The House Jan. 6 committee focuses Thursday on the final frantic weeks of former President Donald Trump’s presidency, including an Oval Office meeting with a motley crew of outside advisers who wanted him to declare a national emergency to remain in power.

“The meeting has been called, quote, ‘unhinged,’ ‘not normal,’ and the ‘craziest meeting of the Trump presidency,'” Rep. Jamie Raskin, D-Md., said. “Specifically, they proposed the immediate mass seizure of state election machines by the United States military. The meeting ended after midnight with apparent rejection of the idea.”

Then-White House counsel Pat Cipollone led a group of three administration officials in an angry and profane hours-long verbal fight — one that almost turned physical — against outside advisers Sidney Powell, Michael Flynn, former Overstock.com CEO Patrick Byrne and former administration official Emily Newman. Later, informal Trump adviser Rudy Giuliani, who was trying to overturn the election results, joined the meeting.

“What they were proposing, I thought was nuts,” Cipollone said in pre-recorded testimony before the committee. At one point, Eric Herschmann, a Trump White House lawyer, said he challenged Flynn, a retired general and former national security adviser, suggesting he could fight him or sit down. The meeting eventually moved from the Oval Office to the president’s private residence.

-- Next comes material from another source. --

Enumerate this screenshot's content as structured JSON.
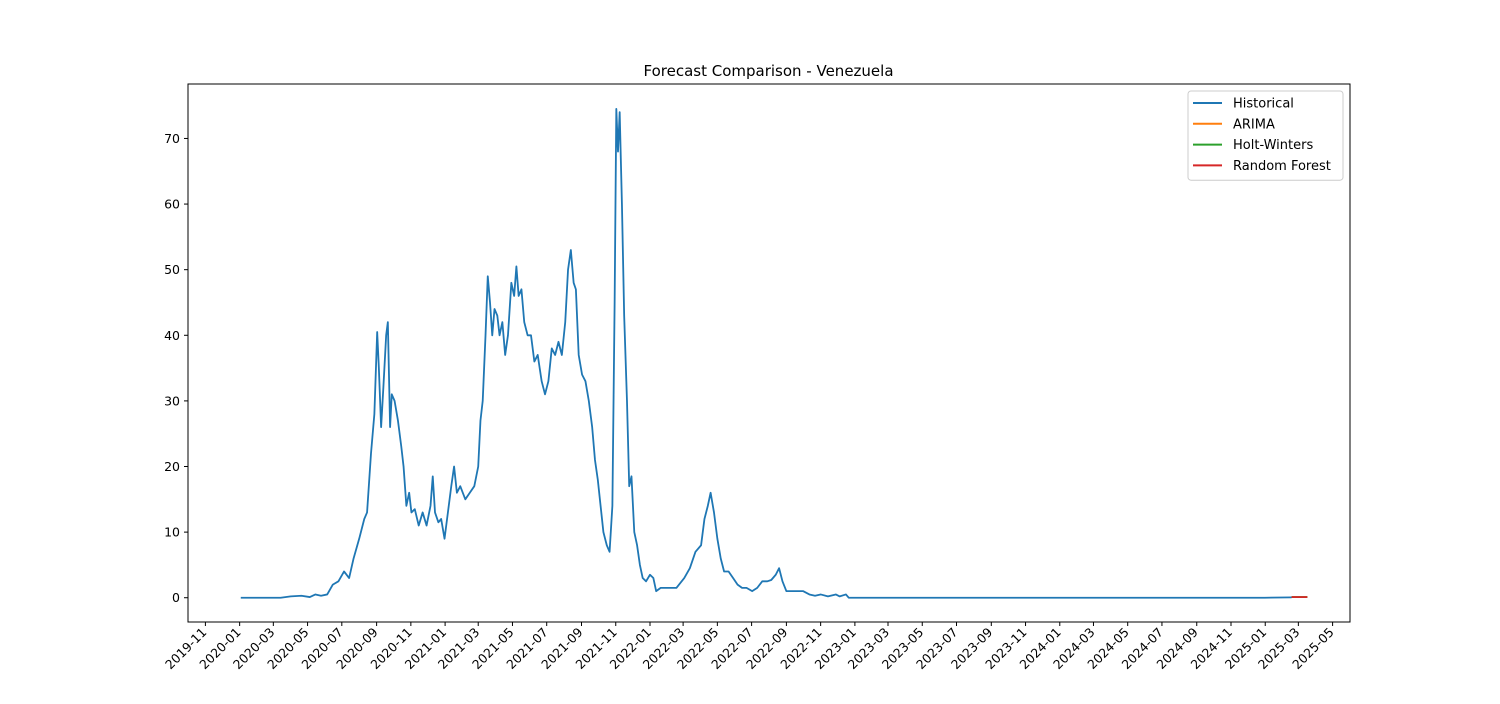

That fiery discussion is part of the committee’s effort to demonstrate increasing desperation inside the White House and among Trump’s most ardent supporters. The panel also fleshed out the relationship between Trump and the insurrectionists who stormed the Capitol.

And, in testimony to bolster the panel’s contention that Trump was advised he had no path to remain in office, the committee played segments of an interview with former White House counsel Pat Cipollone, who was present for many conversations in which Trump explored ways to overturn the election.

“If your question is ‘did I believe he should concede the election at a point in time?’ yes, I did,” Cipollone told the committee in pre-recorded testimony, adding that then-White House Chief of Staff Mark Meadows repeatedly assured him and then-Attorney General William Barr that Trump would eventually concede.

Committee members said Tuesday that Trump incited extremists with his public commentary in the weeks, days and hours leading up to the storming of the Capitol.

He “summoned a mob to Washington” and “provoked that mob to attack the Capitol,” Rep. Liz Cheney, R-Wyo., the top Republican on the committee, said.

Image: Bennie Thompson
Bennie Thompson, Chair of the House Select Committee to Investigate the January 6th Attack on the U.S. Capitol, delivers remarks during the seventh hearing on the January 6th investigation in the Cannon House Office Building on July 12, 2022 in Washington.Kevin Dietsch 

The panel’s witnesses Thursday included Jason Van Tatenhove, a former spokesman for the violent extremist group Oath Keepers, and Stephen Ayres, an Ohio man who pleaded guilty to disorderly conduct charges after entering the Capitol, sources told NBC News. Ayres has not yet been sentenced.

The panel argued that Trump’s campaign to hold power following his defeat in the 2020 election intersected with plans to attack the Capitol.